The internet is filled with conflicting information because a lot of it applies to different scenarios.
Firstly, there's a paired device and a connected device and then an actively communicating device. Your links above confuse these and no distinction, but there is a difference in functionality. A device can be paired, but not connected. Similarly, it can be connected but not transmitting. Think of a paired device as a saved wireless network that you're not connected to.
Then there are host devices and client devices. This is a generalization, but consider PCs, mobile phones, and tablets (and consoles) to be hosts, and headsets, controllers, mice, keyboards, etc. to be clients.
Then there's profiles, a profile indicating a type of connection (e.g. audio, HID, etc.)
With that in mind, the following apply:
In general, host devices support up to 7 simultaneously connected devices and a practically unlimited number of paired. Host devices are like a wireless router - you can connect many different devices at a time.
Client devices typically support a limited number of pairings, anywhere between 1 and 5, and only one single connection. They act like a wireless client - you can save many different networks but only connect to one at a time.
Some profiles only support one connection at a time on some devices - for example, some Bluetooth speakers can only connect to one computer at a time. A phone for example usually can only connect to one HSP (headset) at a time but can connect multiple HIDs (keyboards, mice, etc.).
Also, to explain/clarify some of your links/references:
- All Bluetooth adapters can support 7 devices, period.
Mostly true - the standards only allow up to seven simultaneous connections on a normal device. But you can pair any number of devices.

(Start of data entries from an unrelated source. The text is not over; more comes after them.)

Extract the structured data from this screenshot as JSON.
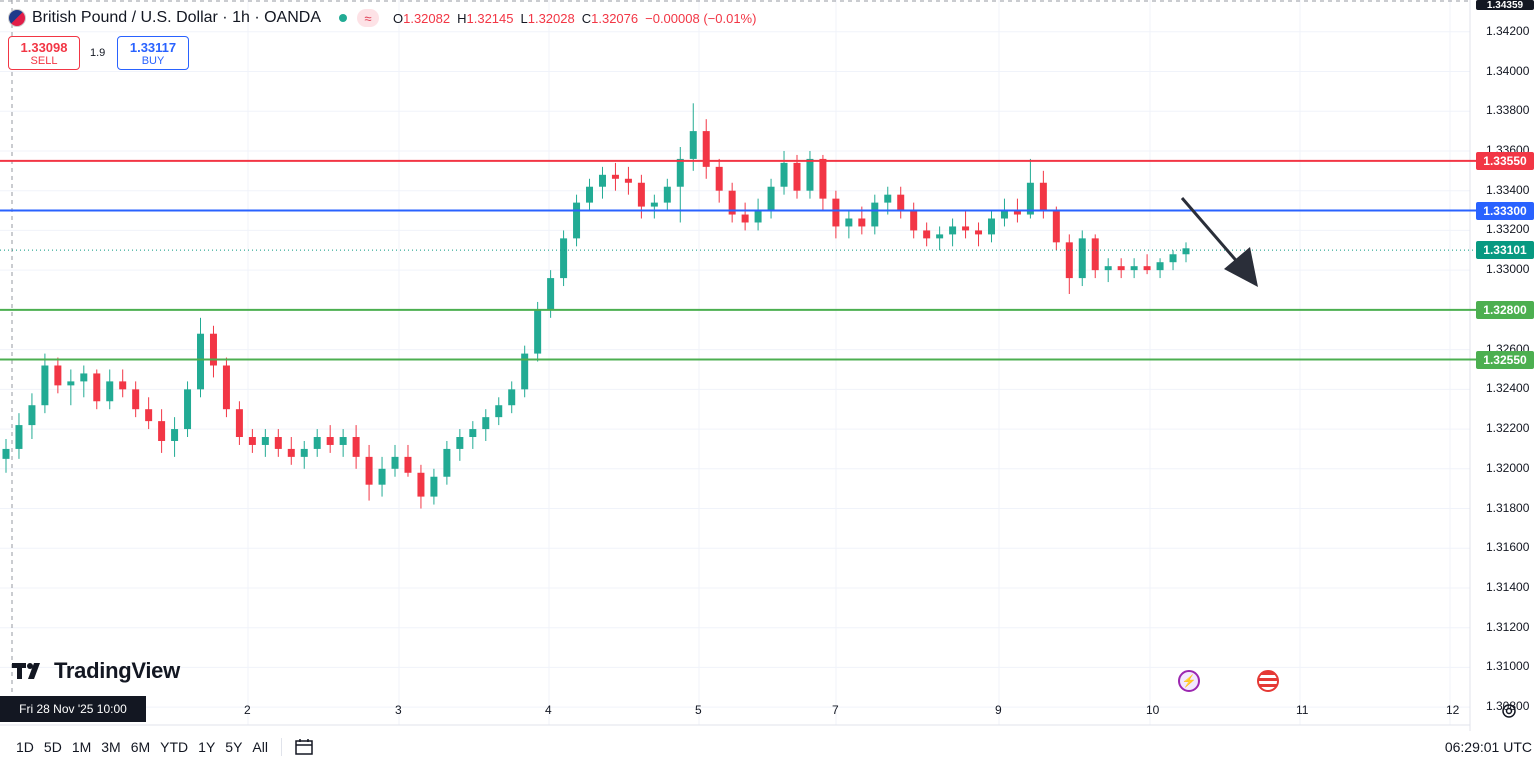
{
  "header": {
    "symbol": "British Pound / U.S. Dollar · 1h · OANDA",
    "open_label": "O",
    "open": "1.32082",
    "high_label": "H",
    "high": "1.32145",
    "low_label": "L",
    "low": "1.32028",
    "close_label": "C",
    "close": "1.32076",
    "change": "−0.00008 (−0.01%)"
  },
  "trade": {
    "sell_price": "1.33098",
    "sell_label": "SELL",
    "spread": "1.9",
    "buy_price": "1.33117",
    "buy_label": "BUY"
  },
  "price_axis": {
    "labels": [
      "1.34200",
      "1.34000",
      "1.33800",
      "1.33600",
      "1.33400",
      "1.33200",
      "1.33000",
      "1.32600",
      "1.32400",
      "1.32200",
      "1.32000",
      "1.31800",
      "1.31600",
      "1.31400",
      "1.31200",
      "1.31000",
      "1.30800"
    ],
    "top_partial": "1.34359"
  },
  "levels": {
    "resistance_1": "1.33550",
    "pivot": "1.33300",
    "current": "1.33101",
    "support_1": "1.32800",
    "support_2": "1.32550"
  },
  "time_axis": {
    "labels": [
      "2",
      "3",
      "4",
      "5",
      "7",
      "9",
      "10",
      "11",
      "12"
    ],
    "crosshair_date": "Fri 28 Nov '25   10:00"
  },
  "logo": {
    "text": "TradingView"
  },
  "toolbar": {
    "timeframes": [
      "1D",
      "5D",
      "1M",
      "3M",
      "6M",
      "YTD",
      "1Y",
      "5Y",
      "All"
    ],
    "clock": "06:29:01 UTC"
  },
  "colors": {
    "up": "#22ab94",
    "down": "#f23645",
    "resistance": "#f23645",
    "pivot": "#2962ff",
    "support": "#4caf50",
    "current": "#089981",
    "arrow": "#2a2e39"
  },
  "icons": {
    "settings": "gear-icon",
    "calendar": "calendar-icon",
    "event_1": "lightning-icon",
    "event_2": "us-flag-icon"
  },
  "chart_data": {
    "type": "candlestick",
    "title": "British Pound / U.S. Dollar · 1h · OANDA",
    "ylim": [
      1.3068,
      1.3436
    ],
    "horizontal_lines": [
      1.3355,
      1.333,
      1.331,
      1.328,
      1.3255
    ],
    "candles": [
      [
        1.3205,
        1.3215,
        1.3198,
        1.321
      ],
      [
        1.321,
        1.3228,
        1.3205,
        1.3222
      ],
      [
        1.3222,
        1.3238,
        1.3215,
        1.3232
      ],
      [
        1.3232,
        1.3258,
        1.3228,
        1.3252
      ],
      [
        1.3252,
        1.3256,
        1.3238,
        1.3242
      ],
      [
        1.3242,
        1.325,
        1.3232,
        1.3244
      ],
      [
        1.3244,
        1.3252,
        1.3236,
        1.3248
      ],
      [
        1.3248,
        1.325,
        1.323,
        1.3234
      ],
      [
        1.3234,
        1.325,
        1.323,
        1.3244
      ],
      [
        1.3244,
        1.325,
        1.3236,
        1.324
      ],
      [
        1.324,
        1.3244,
        1.3226,
        1.323
      ],
      [
        1.323,
        1.3236,
        1.322,
        1.3224
      ],
      [
        1.3224,
        1.323,
        1.3208,
        1.3214
      ],
      [
        1.3214,
        1.3226,
        1.3206,
        1.322
      ],
      [
        1.322,
        1.3244,
        1.3216,
        1.324
      ],
      [
        1.324,
        1.3276,
        1.3236,
        1.3268
      ],
      [
        1.3268,
        1.3272,
        1.3246,
        1.3252
      ],
      [
        1.3252,
        1.3256,
        1.3226,
        1.323
      ],
      [
        1.323,
        1.3234,
        1.3212,
        1.3216
      ],
      [
        1.3216,
        1.322,
        1.3208,
        1.3212
      ],
      [
        1.3212,
        1.322,
        1.3206,
        1.3216
      ],
      [
        1.3216,
        1.322,
        1.3206,
        1.321
      ],
      [
        1.321,
        1.3216,
        1.3202,
        1.3206
      ],
      [
        1.3206,
        1.3214,
        1.32,
        1.321
      ],
      [
        1.321,
        1.322,
        1.3206,
        1.3216
      ],
      [
        1.3216,
        1.3222,
        1.3208,
        1.3212
      ],
      [
        1.3212,
        1.322,
        1.3206,
        1.3216
      ],
      [
        1.3216,
        1.3222,
        1.32,
        1.3206
      ],
      [
        1.3206,
        1.3212,
        1.3184,
        1.3192
      ],
      [
        1.3192,
        1.3206,
        1.3186,
        1.32
      ],
      [
        1.32,
        1.3212,
        1.3196,
        1.3206
      ],
      [
        1.3206,
        1.3212,
        1.3196,
        1.3198
      ],
      [
        1.3198,
        1.3202,
        1.318,
        1.3186
      ],
      [
        1.3186,
        1.32,
        1.3182,
        1.3196
      ],
      [
        1.3196,
        1.3214,
        1.3192,
        1.321
      ],
      [
        1.321,
        1.322,
        1.3204,
        1.3216
      ],
      [
        1.3216,
        1.3224,
        1.321,
        1.322
      ],
      [
        1.322,
        1.323,
        1.3214,
        1.3226
      ],
      [
        1.3226,
        1.3236,
        1.3222,
        1.3232
      ],
      [
        1.3232,
        1.3244,
        1.3228,
        1.324
      ],
      [
        1.324,
        1.3262,
        1.3236,
        1.3258
      ],
      [
        1.3258,
        1.3284,
        1.3254,
        1.328
      ],
      [
        1.328,
        1.33,
        1.3276,
        1.3296
      ],
      [
        1.3296,
        1.332,
        1.3292,
        1.3316
      ],
      [
        1.3316,
        1.3338,
        1.3312,
        1.3334
      ],
      [
        1.3334,
        1.3346,
        1.333,
        1.3342
      ],
      [
        1.3342,
        1.3352,
        1.3336,
        1.3348
      ],
      [
        1.3348,
        1.3354,
        1.334,
        1.3346
      ],
      [
        1.3346,
        1.3352,
        1.3338,
        1.3344
      ],
      [
        1.3344,
        1.3348,
        1.3326,
        1.3332
      ],
      [
        1.3332,
        1.3338,
        1.3326,
        1.3334
      ],
      [
        1.3334,
        1.3346,
        1.333,
        1.3342
      ],
      [
        1.3342,
        1.3362,
        1.3324,
        1.3356
      ],
      [
        1.3356,
        1.3384,
        1.335,
        1.337
      ],
      [
        1.337,
        1.3376,
        1.3346,
        1.3352
      ],
      [
        1.3352,
        1.3356,
        1.3334,
        1.334
      ],
      [
        1.334,
        1.3344,
        1.3324,
        1.3328
      ],
      [
        1.3328,
        1.3334,
        1.332,
        1.3324
      ],
      [
        1.3324,
        1.3336,
        1.332,
        1.333
      ],
      [
        1.333,
        1.3346,
        1.3326,
        1.3342
      ],
      [
        1.3342,
        1.336,
        1.3338,
        1.3354
      ],
      [
        1.3354,
        1.3358,
        1.3336,
        1.334
      ],
      [
        1.334,
        1.336,
        1.3336,
        1.3356
      ],
      [
        1.3356,
        1.3358,
        1.333,
        1.3336
      ],
      [
        1.3336,
        1.334,
        1.3316,
        1.3322
      ],
      [
        1.3322,
        1.333,
        1.3316,
        1.3326
      ],
      [
        1.3326,
        1.3332,
        1.3318,
        1.3322
      ],
      [
        1.3322,
        1.3338,
        1.3318,
        1.3334
      ],
      [
        1.3334,
        1.3342,
        1.3328,
        1.3338
      ],
      [
        1.3338,
        1.3342,
        1.3326,
        1.333
      ],
      [
        1.333,
        1.3334,
        1.3316,
        1.332
      ],
      [
        1.332,
        1.3324,
        1.3312,
        1.3316
      ],
      [
        1.3316,
        1.3322,
        1.331,
        1.3318
      ],
      [
        1.3318,
        1.3326,
        1.3312,
        1.3322
      ],
      [
        1.3322,
        1.333,
        1.3316,
        1.332
      ],
      [
        1.332,
        1.3324,
        1.3312,
        1.3318
      ],
      [
        1.3318,
        1.333,
        1.3314,
        1.3326
      ],
      [
        1.3326,
        1.3336,
        1.3322,
        1.333
      ],
      [
        1.333,
        1.3336,
        1.3324,
        1.3328
      ],
      [
        1.3328,
        1.3356,
        1.3326,
        1.3344
      ],
      [
        1.3344,
        1.335,
        1.3326,
        1.333
      ],
      [
        1.333,
        1.3332,
        1.331,
        1.3314
      ],
      [
        1.3314,
        1.3318,
        1.3288,
        1.3296
      ],
      [
        1.3296,
        1.332,
        1.3292,
        1.3316
      ],
      [
        1.3316,
        1.3318,
        1.3296,
        1.33
      ],
      [
        1.33,
        1.3306,
        1.3294,
        1.3302
      ],
      [
        1.3302,
        1.3306,
        1.3296,
        1.33
      ],
      [
        1.33,
        1.3306,
        1.3296,
        1.3302
      ],
      [
        1.3302,
        1.3308,
        1.3298,
        1.33
      ],
      [
        1.33,
        1.3306,
        1.3296,
        1.3304
      ],
      [
        1.3304,
        1.331,
        1.33,
        1.3308
      ],
      [
        1.3308,
        1.3314,
        1.3304,
        1.3311
      ]
    ]
  }
}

- You can hook up 7 devices, but only if they're all different types of
False, but in some scenarios, you cannot simultaneously use two devices with the same Bluetooth profile. This generally applies to audio devices only (i.e. headsets) which may be all that some people are familiar with. For example, a phone can connect to one headset, or one music stream, or one of each, but not two headsets or two speakers. A PC can, however, connect to many phones at a time.
- You can hook up unlimited devices, no restrictions. (source - a Bluetooth Dongle tech-support)
False. You can usually pair unlimited devices on a host, but you cannot connect to them all simultaneously (again, think of the number of saved wireless networks, that aren't all connected at the same time)
- Only devices that support "multipoint functionality" can have multiple hooked up at once, and the choice of adapter doesn't make a difference.
Partly true. This only applies to client devices, such as headsets, controllers, keyboards, etc.. These limited devices can only connect to one host at a time if they do not have multipoint. A host can accept multiple clients even if those clients do not support multipoint.
- Only Bluetooth 4.1 adapters support multiple devices.
False. No idea where he got this from, it's plain rubbish.
- You can only use one device per Bluetooth adapter.
False. Pretty much everything in that entire statement is wrong.
So the final answer is yes, you can connect four controllers (clients) to one adapter (host) at a time. Even without the above information, it's fairly obvious as per @oldmud0's answer,
if [controller] uses Bluetooth, then how does the PlayStation establish a
connection to all 4 controllers with a single radio [if Bluetooth didn't support it]?